Na academia de ginástica, no meu primeiro dia! Putzgrila, eu tinha que fazer merda! Olhei demais prum coroa que não era nem essas coisas e ele me encarou feio: “Tás querendo o quê, meu! Pára de olhar pro meu pinto.” A ducha fria gelou o peito de Rubem.
Não preciso disso, tenho namorado, mulheres com que transo de vez em quando, pra que ficar nessa fissura? Não quero agir como bicha vagabunda, posso ser expulso da academia!
Eu queria deitar na cama e escolher uma palavra pra ficar repetindo, repetindo até que o som se descole do sentido e tudo pareça um outro universo, diferente desse onde só faço dar com os burros n’água.
Rastros de conversa na esquina.
Tique taque do relógio na noite.
O canto do canário ilumina a madrugada.
Carlos toma um valium e tenta dormir.

“Se é que você está me entendendo, eu não quero ser palmatória do mundo.”
“Mas Norma, o que é palmatória?” pergunta Mara, meio falsa, meio a sério.
“Palmatória é uma coisa que nas escolas de antigamente, as professoras usavam pra dar porrada nas mãos dos alunos!”, e Norma dá umas palmadas na bunda da amiga que morre de rir.

João chega em casa com a pulga atrás da orelha.

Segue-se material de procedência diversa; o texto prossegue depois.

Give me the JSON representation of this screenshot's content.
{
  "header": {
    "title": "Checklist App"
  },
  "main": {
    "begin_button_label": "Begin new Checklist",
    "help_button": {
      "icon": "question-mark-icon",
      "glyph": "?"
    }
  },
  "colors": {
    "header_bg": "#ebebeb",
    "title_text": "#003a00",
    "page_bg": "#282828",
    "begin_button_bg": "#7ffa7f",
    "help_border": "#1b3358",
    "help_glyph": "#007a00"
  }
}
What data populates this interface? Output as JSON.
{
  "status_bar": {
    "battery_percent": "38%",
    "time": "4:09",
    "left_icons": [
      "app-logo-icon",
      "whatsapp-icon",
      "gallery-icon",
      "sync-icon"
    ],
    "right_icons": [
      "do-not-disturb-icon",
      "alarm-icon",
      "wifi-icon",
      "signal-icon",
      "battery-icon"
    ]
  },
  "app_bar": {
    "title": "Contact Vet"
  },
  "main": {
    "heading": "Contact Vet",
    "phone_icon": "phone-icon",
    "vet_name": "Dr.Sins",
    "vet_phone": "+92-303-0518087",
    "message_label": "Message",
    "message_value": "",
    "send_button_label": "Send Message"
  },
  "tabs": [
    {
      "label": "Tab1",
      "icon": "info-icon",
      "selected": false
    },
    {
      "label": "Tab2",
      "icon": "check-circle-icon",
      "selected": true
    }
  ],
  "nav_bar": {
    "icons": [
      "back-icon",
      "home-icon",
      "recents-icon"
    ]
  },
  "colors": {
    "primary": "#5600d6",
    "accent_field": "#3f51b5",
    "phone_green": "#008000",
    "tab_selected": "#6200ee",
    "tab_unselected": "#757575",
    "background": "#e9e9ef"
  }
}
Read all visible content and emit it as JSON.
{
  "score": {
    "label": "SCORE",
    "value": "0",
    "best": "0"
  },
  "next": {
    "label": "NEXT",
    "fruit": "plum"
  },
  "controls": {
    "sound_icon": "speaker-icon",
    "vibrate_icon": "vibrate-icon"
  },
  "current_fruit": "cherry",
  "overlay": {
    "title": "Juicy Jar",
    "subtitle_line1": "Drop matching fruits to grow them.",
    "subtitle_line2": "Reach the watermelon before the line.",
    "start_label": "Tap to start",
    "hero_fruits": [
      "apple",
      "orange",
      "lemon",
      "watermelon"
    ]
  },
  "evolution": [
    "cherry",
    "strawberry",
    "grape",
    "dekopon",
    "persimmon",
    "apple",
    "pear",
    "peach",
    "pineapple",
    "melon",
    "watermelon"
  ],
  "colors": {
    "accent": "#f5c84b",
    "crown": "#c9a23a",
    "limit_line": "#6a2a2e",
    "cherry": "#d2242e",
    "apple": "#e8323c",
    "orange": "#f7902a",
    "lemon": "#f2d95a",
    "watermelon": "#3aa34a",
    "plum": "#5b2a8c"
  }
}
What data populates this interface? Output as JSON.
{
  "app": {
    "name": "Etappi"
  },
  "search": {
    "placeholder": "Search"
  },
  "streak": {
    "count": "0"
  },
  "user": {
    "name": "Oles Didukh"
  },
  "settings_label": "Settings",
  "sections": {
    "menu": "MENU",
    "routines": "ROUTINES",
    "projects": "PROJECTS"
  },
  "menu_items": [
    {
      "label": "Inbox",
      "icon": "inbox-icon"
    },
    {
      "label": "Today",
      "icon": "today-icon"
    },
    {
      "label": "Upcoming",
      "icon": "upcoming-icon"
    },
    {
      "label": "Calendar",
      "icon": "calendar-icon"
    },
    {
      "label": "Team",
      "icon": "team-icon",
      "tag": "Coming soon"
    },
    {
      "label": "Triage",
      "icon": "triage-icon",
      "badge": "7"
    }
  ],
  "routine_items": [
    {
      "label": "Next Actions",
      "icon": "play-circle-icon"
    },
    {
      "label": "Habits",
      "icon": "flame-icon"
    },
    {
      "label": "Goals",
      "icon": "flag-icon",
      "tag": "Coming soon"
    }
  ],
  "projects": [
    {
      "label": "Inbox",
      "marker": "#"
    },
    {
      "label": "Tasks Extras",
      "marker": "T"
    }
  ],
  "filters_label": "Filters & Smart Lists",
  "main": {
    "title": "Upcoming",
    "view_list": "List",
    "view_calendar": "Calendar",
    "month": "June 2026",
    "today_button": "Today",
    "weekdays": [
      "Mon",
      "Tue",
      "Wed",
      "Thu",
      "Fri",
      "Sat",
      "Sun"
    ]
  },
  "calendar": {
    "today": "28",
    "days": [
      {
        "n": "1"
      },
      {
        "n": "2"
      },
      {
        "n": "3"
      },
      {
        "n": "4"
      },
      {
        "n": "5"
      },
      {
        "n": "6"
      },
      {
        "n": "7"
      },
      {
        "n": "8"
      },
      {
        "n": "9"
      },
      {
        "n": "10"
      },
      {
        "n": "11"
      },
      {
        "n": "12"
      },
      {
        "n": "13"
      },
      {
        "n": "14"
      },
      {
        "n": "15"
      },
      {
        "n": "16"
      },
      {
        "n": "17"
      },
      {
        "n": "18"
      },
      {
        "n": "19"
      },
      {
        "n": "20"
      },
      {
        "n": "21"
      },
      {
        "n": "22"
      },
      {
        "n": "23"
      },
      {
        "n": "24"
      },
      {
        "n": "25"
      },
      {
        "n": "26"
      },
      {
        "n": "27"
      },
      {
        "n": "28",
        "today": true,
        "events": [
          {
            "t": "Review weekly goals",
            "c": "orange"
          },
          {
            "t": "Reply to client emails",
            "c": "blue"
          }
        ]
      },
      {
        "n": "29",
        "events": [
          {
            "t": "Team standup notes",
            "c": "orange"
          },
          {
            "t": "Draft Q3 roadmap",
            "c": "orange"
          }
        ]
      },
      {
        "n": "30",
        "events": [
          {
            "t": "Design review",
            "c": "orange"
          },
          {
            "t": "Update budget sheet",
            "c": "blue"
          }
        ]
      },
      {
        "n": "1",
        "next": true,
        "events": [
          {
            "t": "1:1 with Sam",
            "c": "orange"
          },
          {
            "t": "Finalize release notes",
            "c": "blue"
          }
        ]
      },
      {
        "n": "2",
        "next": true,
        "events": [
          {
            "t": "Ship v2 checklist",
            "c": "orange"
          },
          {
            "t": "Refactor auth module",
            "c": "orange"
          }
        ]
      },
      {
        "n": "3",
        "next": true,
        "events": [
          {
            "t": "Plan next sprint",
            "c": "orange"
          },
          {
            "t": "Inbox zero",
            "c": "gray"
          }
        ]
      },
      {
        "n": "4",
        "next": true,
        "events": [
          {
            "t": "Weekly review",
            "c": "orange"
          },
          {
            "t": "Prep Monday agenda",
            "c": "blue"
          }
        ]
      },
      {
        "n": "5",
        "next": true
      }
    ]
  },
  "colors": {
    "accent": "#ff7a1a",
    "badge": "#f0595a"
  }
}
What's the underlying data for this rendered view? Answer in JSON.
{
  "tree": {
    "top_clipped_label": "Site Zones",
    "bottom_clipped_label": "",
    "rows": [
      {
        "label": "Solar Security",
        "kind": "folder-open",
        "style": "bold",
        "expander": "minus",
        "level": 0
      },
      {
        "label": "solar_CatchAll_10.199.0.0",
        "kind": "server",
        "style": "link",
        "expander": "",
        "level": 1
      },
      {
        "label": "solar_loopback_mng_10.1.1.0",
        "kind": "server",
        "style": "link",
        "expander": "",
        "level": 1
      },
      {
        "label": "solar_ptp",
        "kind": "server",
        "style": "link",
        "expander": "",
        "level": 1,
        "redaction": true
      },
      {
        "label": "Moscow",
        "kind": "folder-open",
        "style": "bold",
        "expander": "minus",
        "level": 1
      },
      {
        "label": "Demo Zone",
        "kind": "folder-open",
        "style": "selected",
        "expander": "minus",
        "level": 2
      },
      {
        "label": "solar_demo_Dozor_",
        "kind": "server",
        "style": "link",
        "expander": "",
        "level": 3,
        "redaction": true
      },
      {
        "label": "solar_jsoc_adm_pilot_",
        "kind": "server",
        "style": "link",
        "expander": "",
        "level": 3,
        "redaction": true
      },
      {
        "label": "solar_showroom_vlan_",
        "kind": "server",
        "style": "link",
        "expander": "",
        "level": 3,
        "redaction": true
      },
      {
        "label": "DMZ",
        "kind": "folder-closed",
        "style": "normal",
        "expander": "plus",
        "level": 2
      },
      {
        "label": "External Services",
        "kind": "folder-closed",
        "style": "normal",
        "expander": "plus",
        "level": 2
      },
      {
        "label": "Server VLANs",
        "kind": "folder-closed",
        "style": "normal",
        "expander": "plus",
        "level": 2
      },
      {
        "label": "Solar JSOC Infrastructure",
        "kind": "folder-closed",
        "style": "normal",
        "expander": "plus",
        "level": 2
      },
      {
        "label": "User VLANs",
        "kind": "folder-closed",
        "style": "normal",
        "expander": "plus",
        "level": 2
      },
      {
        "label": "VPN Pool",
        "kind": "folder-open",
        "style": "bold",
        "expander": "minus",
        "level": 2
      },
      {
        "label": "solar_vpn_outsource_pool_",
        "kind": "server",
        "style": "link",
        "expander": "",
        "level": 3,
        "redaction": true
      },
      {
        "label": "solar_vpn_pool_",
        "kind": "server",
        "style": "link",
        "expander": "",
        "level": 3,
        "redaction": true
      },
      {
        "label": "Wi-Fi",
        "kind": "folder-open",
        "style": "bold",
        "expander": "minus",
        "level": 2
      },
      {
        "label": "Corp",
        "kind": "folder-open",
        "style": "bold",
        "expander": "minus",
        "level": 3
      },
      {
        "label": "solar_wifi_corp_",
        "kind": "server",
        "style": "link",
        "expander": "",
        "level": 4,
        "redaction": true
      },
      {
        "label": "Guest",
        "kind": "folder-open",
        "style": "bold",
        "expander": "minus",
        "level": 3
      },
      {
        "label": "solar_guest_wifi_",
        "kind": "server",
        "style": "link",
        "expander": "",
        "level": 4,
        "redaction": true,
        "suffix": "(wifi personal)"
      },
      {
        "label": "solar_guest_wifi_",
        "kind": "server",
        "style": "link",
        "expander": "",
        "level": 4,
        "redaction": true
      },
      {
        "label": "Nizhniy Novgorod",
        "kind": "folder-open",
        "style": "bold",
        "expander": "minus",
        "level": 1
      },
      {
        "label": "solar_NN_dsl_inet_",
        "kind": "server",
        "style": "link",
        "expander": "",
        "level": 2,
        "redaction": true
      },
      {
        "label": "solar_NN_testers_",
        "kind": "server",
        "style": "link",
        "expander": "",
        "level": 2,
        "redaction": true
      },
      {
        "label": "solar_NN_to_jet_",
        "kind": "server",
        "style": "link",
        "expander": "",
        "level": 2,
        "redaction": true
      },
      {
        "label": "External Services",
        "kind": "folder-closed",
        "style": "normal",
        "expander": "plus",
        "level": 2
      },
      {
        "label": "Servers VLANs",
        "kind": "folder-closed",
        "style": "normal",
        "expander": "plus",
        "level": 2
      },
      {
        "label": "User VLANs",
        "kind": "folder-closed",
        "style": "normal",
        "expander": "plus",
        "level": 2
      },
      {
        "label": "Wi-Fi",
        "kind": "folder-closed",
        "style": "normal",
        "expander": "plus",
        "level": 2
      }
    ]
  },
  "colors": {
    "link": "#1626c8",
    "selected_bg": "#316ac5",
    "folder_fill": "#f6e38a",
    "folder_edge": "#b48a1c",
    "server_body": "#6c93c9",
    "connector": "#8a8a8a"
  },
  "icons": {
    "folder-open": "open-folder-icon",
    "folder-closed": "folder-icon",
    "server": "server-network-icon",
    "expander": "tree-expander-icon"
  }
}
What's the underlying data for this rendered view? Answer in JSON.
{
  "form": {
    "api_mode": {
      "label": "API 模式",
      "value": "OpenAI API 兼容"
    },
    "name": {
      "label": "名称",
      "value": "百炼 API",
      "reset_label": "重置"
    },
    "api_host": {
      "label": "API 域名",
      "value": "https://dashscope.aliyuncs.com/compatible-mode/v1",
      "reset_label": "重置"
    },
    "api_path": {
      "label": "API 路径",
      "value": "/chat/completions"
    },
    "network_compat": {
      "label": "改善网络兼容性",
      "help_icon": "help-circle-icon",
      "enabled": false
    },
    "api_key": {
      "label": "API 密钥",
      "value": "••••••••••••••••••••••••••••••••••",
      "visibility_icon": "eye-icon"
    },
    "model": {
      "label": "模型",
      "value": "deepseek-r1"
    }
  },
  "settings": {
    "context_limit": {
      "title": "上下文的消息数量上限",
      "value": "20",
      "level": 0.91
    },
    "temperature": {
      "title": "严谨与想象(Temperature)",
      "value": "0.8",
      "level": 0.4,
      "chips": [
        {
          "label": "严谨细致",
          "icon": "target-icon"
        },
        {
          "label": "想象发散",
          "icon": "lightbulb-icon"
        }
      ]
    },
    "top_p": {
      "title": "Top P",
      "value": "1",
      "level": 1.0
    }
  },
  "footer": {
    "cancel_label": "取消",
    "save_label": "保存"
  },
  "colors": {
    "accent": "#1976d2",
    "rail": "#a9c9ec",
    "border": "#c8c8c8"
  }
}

Sente que o outro o olha de banda, mas não dá o braço a torcer. O bom cabrito não berra.
“Vamos ao cinema, Rubem?” Está passando um filme com o Leonardo de Caprio.”
Um Rubem de olhos lânguidos o enlaça apaixonadamente: “Se ele soubesse quanta doideira se esconde aqui nesta cabecinha...” E emenda: “Vamos sim, cara, tem uma sessão daqui a pouco.”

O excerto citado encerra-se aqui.